Le Docteur gardait son calme et moi, comment vous expliquer ça, j’emmagasinais toutes ces informations sans réellement les comprendre, j’essayais mais j’avais qu’une envie : pleurer. Il s’en ai rendu compte et a pris ma main affectueusement, comme pour me dire que ça irait, que ce n’était pas le premier qui avait ça et que ça ne serait surement pas le dernier.
Sauf que Mohamed, il n’y a en a qu’un.
Le Docteur est parti me laissant seule, je me suis dirigée vers la véranda et j’ai essayé de ne pas trop pleurer car je n’étais pas seule, c’était dur, voir même impossible alors j’ai laissé mon corps exprimer ce qu’il ressentait.
Je me suis réveillée, deux heures plus tard, dans une chambre d’hôpital, avec Sou à mon chevet, j’avais fait « une grosse crise d’angoisse », tu parles de l’angoisse, c’était bien plus que ça, j’étais au bout du rouleau et l’issue était condamnée avec un gros cadenas.
Sou : ça y est princesse, t’as finis de faire de jolis rêves ?
Moi : je crois pas, le cauchemar continue… ils t’ont dit ?
Sou : dit quoi ?
Moi : pour Moha !
Sou : Khalid m’a dit qu’il était dans le coma, c’est surement mieux comme ça au moins il souffre pas, il est avec lui là d’ailleurs
Moi : non Sou, les Docteurs, ils t’ont dit ?
Sou : ils ont trouvé ?
Moi : oui.. tumeur au cerveau.. elle est cancéreuse…
C’est tout ce que j’ai pu dire avant de fondre à nouveau en larmes, moi qui ne pleurait jamais avant, je me rattrapais, j’avais même pris de l’avance geh. Sou tremblait à l’annonce de la maladie mais elle ne pleura pas. Elle était forte pour deux car moi je ne l’étais plus.
L’infirmière vient et me tandis un mot. « Il a glissé du dossier, je pense que c’est de la part de Mohamed, concernant son choix de tuteur. » me dit-elle.
« Je peux pas infliger ça à ma mère Diya, je sais que toi, t’as la tête sur les épaules et tu feras ce qu’il faut pour moi, même si on te supplie l’inverse, tu penseras à moi en premier, n’ai pas peur Diya, quoi qu’il se passe je ne pourrais jamais t’en vouloir et je t’aimerai même si mon cœur cesse de battre »
Pas la peine de vous dire que je pleurais encore plus. Sou aussi pleurait maintenant.
Sou : c’est trop beau comme il t’aime…
Moi : c’est trop dur de l’aimer…
Sou : inchaAllah que ça devienne facile ma sœur, au moins maintenant tu sais…
Effectivement, Moha, grâce à ses rares moments de lucidité me rendaient à l’évidence : c’est lui, ça sera lui et ce à jamais.
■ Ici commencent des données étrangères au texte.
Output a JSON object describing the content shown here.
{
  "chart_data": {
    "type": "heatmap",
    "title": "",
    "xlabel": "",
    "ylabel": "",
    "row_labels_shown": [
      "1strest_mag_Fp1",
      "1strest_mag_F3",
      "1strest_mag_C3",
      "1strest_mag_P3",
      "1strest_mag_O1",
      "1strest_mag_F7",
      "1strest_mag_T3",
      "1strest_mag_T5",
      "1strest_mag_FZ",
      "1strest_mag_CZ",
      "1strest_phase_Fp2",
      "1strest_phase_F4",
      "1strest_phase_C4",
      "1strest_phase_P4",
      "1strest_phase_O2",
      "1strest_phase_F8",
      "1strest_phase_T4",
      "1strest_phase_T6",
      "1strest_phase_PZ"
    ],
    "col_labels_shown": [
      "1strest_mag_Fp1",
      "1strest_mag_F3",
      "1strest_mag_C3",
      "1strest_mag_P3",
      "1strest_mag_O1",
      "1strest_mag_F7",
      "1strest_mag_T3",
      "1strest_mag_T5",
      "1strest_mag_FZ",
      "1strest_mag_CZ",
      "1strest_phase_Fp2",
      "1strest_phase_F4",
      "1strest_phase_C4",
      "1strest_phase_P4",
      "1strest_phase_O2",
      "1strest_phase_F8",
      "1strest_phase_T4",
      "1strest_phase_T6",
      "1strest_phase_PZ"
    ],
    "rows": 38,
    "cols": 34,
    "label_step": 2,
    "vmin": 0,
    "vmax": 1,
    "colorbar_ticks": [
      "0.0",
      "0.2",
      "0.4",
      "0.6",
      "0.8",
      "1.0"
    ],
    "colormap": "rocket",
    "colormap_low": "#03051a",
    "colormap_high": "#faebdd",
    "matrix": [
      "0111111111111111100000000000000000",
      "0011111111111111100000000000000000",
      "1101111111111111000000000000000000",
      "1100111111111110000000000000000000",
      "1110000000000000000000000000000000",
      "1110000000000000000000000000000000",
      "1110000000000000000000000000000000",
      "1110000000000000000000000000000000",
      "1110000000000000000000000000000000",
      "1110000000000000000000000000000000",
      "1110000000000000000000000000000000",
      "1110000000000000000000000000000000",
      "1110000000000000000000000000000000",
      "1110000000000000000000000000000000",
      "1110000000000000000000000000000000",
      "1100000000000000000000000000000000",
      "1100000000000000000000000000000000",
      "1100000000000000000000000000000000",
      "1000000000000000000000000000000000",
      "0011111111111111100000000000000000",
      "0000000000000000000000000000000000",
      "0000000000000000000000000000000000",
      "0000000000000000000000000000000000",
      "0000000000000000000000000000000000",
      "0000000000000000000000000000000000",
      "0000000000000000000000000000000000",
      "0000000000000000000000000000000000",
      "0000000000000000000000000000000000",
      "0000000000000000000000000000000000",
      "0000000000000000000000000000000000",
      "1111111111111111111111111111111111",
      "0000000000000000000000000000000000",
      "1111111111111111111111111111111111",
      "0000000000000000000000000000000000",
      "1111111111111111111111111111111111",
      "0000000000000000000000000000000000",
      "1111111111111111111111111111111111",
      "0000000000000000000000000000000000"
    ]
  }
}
Je me levais de mon lit avec difficulté, j’étais encore sonnée par les calmants et par ma crise d’angoisse mais il me fallait sortir d’ici. Il me fallait aller prévenir Khalti et toute sa famille car la réalité nous avait rattrapé trop vite et je ne pouvais plus assumer toute seule.
Il était désormais tant que sa famille sache la vérité car je voulais que nous soyons un maximum à le soutenir dans cette dure épreuve qu’il s’apprêtait à traverser, je voulais aussi que sa famille ait la possibilité de le voir, pour peut être la dernière fois.
Sou voulait m’accompagner, mais je lui ai dit que je ne préférais pas, je devais être seule à affronter ça et je ne voulais pas que Khalti en veuille à qui que ce soit d’autre à part moi.